On Jan. 4th, 2005, the USC Trojans entered the BCS National Championship game against the Oklahoma Sooners a perfect 12-0. USC was led by recently crowned Heisman Trophy winner Matt Leinart and star tailback Reggie Bush.
The build up to the game was immense, as it marked the first time two Heisman winners would face off for the National Title (Jason White was the other). However the game was never close, as the Trojans rolled over the Sooners the same way they rolled over every other team that season.
Matt Leinart threw an Orange Bowl record five touchdowns passes as USC destroyed Oklahoma 55-19. ESPN ranked Leinart’s performance in that game as the 10th best in BCS history back in 2008. That 2004 USC team was one of the best college football teams I’ve ever seen.
On Monday, the Bowl Championship Series’ Presidential Oversight Committee voted to strip the 2004 USC Trojans of their BCS National Championship. The decision may have centered on one player’s poor decisions, but it stripped 95 others of something they worked incredibly hard for. For the rest of their lives, those 95 players will have an asterisk by an accomplishment that no doubt, meant the world to them.
Back in June of 2010, the NCAA imposed sanctions on the USC football program after it was determined that Reggie Bush received improper benefits while playing for the Trojans. Those gifts, provided by sports agents anxious to obtain Bush as a client, are said to have begun in December of 2004. The regular season finale against UCLA was played Dec. 4th.
Whether or not Bush took the bribe before, or after that game will probably never be known, but the NCAA ruled that the running back was ineligible for both the matchup against UCLA, as well as the National Title Game against Oklahoma.
Let's be clear about something, in 2004 this team was Matt Leinart’s team, not Reggie Bush’s. If the NCAA had learned of the improper benefits before the final game of the regular season, would losing Bush have cost USC the win against cross-town rival UCLA?
Granted, Bush had a huge game against UCLA, but given time to game plan, I believe Coach Carroll could’ve plugged in the bruising LenDale White, and the outcome would’ve been the same. The Trojans went wire-to-wire as the No. 1 team in ’04 and proved they had the mettle to face adversity.

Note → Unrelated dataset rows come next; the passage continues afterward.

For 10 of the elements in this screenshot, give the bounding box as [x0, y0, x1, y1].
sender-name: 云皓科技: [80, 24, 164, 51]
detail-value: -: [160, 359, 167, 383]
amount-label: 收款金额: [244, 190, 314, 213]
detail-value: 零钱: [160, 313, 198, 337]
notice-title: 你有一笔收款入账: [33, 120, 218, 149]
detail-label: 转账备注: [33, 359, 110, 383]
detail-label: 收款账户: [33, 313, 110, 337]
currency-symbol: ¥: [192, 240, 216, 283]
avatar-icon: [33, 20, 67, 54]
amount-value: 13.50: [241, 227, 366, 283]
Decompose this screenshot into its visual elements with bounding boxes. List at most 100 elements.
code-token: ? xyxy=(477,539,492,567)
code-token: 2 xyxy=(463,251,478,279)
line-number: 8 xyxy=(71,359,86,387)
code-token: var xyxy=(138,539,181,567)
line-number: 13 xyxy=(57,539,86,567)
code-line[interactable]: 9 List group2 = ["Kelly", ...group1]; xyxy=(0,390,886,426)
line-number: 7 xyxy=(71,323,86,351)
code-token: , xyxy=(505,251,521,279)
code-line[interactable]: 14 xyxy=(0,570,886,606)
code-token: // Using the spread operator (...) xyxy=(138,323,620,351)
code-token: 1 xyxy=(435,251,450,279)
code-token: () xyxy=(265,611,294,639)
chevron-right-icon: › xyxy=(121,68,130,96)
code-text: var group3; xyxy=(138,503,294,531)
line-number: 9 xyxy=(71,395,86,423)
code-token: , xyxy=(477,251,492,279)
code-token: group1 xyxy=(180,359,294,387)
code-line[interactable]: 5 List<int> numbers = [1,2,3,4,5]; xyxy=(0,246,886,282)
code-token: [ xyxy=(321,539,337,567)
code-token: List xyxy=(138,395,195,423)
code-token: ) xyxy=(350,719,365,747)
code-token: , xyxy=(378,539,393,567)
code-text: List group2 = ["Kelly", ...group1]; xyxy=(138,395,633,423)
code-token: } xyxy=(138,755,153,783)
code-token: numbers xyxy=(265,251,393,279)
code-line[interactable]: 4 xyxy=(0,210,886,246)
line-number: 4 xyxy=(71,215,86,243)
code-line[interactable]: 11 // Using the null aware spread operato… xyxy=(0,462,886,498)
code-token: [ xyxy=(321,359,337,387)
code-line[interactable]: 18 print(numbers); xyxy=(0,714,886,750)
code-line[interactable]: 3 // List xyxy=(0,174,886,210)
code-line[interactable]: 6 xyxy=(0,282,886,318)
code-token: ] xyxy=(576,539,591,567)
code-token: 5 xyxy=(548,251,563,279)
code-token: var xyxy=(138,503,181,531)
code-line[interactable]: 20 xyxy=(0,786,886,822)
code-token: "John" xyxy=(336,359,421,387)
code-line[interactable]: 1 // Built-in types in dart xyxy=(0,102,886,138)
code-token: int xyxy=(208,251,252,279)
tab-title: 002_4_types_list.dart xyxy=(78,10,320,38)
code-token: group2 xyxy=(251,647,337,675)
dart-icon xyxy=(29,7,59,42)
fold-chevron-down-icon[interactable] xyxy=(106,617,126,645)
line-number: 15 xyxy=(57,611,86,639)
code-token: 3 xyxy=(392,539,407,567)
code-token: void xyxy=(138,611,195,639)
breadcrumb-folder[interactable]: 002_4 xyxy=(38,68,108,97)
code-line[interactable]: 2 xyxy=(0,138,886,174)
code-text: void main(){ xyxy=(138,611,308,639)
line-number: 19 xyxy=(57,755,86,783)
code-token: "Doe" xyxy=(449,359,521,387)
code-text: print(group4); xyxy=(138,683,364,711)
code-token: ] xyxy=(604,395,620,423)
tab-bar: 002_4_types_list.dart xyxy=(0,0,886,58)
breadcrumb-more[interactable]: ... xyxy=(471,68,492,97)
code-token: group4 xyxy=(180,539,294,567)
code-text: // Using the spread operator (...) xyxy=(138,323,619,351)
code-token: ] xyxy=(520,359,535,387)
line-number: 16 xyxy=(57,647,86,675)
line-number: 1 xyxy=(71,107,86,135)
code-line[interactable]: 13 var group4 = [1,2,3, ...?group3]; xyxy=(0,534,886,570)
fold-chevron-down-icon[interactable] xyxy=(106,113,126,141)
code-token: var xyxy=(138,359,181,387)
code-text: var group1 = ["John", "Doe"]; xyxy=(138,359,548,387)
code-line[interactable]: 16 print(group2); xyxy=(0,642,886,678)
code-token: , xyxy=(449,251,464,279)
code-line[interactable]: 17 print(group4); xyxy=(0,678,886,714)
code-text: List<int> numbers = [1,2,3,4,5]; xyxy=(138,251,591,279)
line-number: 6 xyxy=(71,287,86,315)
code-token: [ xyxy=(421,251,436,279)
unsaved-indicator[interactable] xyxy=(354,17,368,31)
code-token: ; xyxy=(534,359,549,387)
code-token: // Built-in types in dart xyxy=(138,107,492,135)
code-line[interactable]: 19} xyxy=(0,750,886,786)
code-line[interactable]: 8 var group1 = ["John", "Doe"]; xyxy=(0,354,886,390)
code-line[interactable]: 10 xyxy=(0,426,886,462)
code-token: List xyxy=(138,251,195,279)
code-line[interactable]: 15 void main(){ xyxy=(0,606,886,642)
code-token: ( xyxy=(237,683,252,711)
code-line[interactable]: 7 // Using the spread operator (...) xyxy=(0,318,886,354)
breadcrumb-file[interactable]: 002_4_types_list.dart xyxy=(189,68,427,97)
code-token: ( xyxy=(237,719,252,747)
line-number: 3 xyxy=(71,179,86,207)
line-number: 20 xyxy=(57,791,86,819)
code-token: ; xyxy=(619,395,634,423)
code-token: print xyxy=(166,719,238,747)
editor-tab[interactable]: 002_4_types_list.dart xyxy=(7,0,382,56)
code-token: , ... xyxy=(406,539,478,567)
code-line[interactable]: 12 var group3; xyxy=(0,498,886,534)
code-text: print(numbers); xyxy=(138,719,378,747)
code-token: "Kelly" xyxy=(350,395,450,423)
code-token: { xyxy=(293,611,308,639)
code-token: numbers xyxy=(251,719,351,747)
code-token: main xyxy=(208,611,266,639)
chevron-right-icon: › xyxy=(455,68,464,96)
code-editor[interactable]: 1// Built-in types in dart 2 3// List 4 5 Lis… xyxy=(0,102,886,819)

And as far as the BCS National Championship Game goes, Bush disappeared in that game. It was Heisman winner Matt Leinart and the aerial attack of USC that stole the show.
I believe that the NCAA could’ve put a stop to this whole thing seven years ago with a little oversight, but USC was the most successful team in a gigantic media market. The members of that team were treated like rock stars in Los Angeles, and it wasn’t uncommon to see celebrities on the sidelines of their games.
The 2004/2005 USC teams were a spectacle in a city without an NFL franchise, and I don’t believe the NCAA possessed the leadership, integrity or courage to pull the plug. In the end, the NCAA and the Pac-10 got paid, but at whose expense?
For many of us, college sports have become more about the “sports” than about the “college.” We forget these young men are 18 or 19 years old. We rant and rave when they perform poorly, and lift them on our shoulders when they succeed.
The Bowl Championship Series’ Presidential Oversight Committee doesn’t know what it’s like to wake up with aches and pains for eight months out of the year. They don’t know what it’s like to practice twice a day in sweltering heat. And they don’t know what they just took away from a lot of good men.